Hello all. I’m emerging from a bout with COVID, the reason things have gotten kind of quiet here at The Climate According to Life. It will take a little while to get caught up, but in the meantime I want to share a couple items with you.
First, for my American readers, there is a fresh effort to sell off public lands as part of the Trump-named “Big Beautiful Bill,” the budget bill currently being considered by the Senate. Senate Republicans have taken the opportunity to insert provisions requiring the sale of up to 3 million acres of public lands. These includes lands across the west and Alaska, currently administered by the Forest Service and the Bureau of Land Management. A similar effort for far less lands, 500,000, acres was shot down in the house. Now the same needs to happen in the Senate. Here is a link to a Sierra Club action toolkit to help you fight back.
The other item is the publication of a piece by science writer Erica Geiss concerning the many ways global climate models miss the role of plants and natural ecosystems in the climate, while profiling some of the scientists trying to “move biology into greater equity in global climate models.” One of the exciting things about this piece is where it was published, in Nature Water, indicating broader acceptance of these ideas in mainstream science. Here’s a teaser:
Many climatologists now agree that living beings impact climate locally by regulating the exchange of energy and water with the atmosphere. The more provocative question is whether and to what extent those local impacts affect the global climate. And Simpson’s dry lands insight may offer an important clue.
Note: Unfortunately, I earlier published this without authorization from the Author, Erica Gies, and she does not have authorization, as the piece is behind a pay wall. A bad on my part. But here is a read only link, which I am allowed to provide.
Cropping and grazing occupy approximately 50% of Australia's land mass with much of the rest being too dry to be of productive use. Cropping leaves 30 million hectares baren and bare between rotations and dryland grazing offers very little in rehydration during dry spells, all of this effects cloud and heat with flow on effects into the rest. Our worst fires are after drought years after the vapor pressure differential has sucked all the water it can out of our forests usually to be rained out over the ocean. Micro climates create macro climates what more is there to say?
A side note which may be of interest, in relation to the theory of the 12km2 forest which is the minimum area to effect climatic conditions. Because so little energy is needed to lift water small distances and so much of the desert land near the ocean is so flat has anyone done the necessary research around using self draining salt marshes and mangrove forests to help kick start this process? Lifting water a few meters is only 9800j per 1000 liters per meter (less pipe and pump friction) and 12km2 is only a half meter high levee of 14km in length, could we be creating our own areas of rehydration which also offer many other agricultural and ecological solutions? Think of areas in the middle east, the top of the gulf of California, across the top of Africa to name a few.

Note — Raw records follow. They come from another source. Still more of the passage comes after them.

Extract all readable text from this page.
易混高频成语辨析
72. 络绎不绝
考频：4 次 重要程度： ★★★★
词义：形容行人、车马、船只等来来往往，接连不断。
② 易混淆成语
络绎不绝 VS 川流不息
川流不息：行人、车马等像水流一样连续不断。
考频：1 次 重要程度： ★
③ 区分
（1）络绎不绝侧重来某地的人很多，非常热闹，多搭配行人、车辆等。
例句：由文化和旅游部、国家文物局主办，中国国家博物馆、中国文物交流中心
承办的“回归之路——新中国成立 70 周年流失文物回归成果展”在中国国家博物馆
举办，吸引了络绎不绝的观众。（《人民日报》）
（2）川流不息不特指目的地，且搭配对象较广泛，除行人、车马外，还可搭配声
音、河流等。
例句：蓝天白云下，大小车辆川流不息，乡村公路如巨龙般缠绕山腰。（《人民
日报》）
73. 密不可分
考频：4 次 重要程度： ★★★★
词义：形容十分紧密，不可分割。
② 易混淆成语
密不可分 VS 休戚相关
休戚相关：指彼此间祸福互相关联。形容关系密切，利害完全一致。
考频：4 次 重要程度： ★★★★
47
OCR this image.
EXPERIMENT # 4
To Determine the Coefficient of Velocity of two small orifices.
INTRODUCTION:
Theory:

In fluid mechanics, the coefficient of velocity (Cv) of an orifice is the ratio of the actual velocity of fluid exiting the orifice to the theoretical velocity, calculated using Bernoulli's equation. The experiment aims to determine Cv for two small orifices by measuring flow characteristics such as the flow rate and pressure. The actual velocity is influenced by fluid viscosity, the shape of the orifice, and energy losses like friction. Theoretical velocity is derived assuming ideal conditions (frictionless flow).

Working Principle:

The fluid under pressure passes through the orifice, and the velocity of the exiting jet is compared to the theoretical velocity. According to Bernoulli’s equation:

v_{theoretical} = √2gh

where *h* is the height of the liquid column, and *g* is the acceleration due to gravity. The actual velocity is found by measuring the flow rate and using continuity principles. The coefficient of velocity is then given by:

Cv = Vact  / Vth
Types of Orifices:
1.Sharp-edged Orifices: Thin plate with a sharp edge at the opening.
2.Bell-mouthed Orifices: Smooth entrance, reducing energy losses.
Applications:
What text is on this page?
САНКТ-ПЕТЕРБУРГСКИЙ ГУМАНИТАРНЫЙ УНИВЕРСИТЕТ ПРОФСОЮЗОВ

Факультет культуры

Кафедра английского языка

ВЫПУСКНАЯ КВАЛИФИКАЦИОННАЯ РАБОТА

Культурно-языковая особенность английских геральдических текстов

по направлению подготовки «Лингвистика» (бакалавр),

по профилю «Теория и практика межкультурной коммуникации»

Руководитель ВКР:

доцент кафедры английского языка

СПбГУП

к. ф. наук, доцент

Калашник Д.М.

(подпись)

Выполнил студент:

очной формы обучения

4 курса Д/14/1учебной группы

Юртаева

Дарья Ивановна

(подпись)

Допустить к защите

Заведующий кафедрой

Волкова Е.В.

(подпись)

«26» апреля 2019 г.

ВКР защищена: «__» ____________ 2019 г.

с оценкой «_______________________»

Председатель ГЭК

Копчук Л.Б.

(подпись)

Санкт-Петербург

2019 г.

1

Another idea I have been toying with in relation to floods , in many of the cleared agricultural areas the only thing that stops the fast flow of water off the hills into the flood plain is friction, as soon as the water is above a frictional point it accelerates at close to force of gravity as it has very high viscosity. this then accumulates in the lowlands at a greater rate than discharge, thus flooding. In nature the best growing region for trees is in the nutrient and water rich areas along these streams and perennial water courses thus they grow tall shading out the competition and help clear a path for water if we have not already cleared it ourselves for grazing. If we were to mass plant this riparian section and partially up the slope and coppice we could create a continuous quick growing supply of high quality timber. With siltation fences or companion planting especially at choke points of interlocking spurs we then could turn a high flow rate and its destructive inertia into a slow release filtration system. This adds to the hydrological cycle in both wet and dry without the need for expensive dams. Miyawaki method crossed with viticulture
Hope you Heal quickly ,all the best.
Hi Rob,
There is a whole community beyond the climate modellers that have been discussing this topic for many decades from Australian scientist Walter Jehne who has been talking non stop about restoring the Soil Carbon Sponge to help cool the planet to Allan Savory's work on Holistic Planned Grazing to reverse desertification. The Savory Global Network of approximately 50 Training Hubs is a big player in expanding Regenerative Ag. with herbivores. Academia treats them very poorly but as you may be aware most research grants in agriculture come from the chemical corporations and genetic seed producers who are behind the modern Industrial agriculture that is poisoning and degrading the land, animals, human health, and the climate. So it is good to hear that some climatologists are examining the important role that biology can play.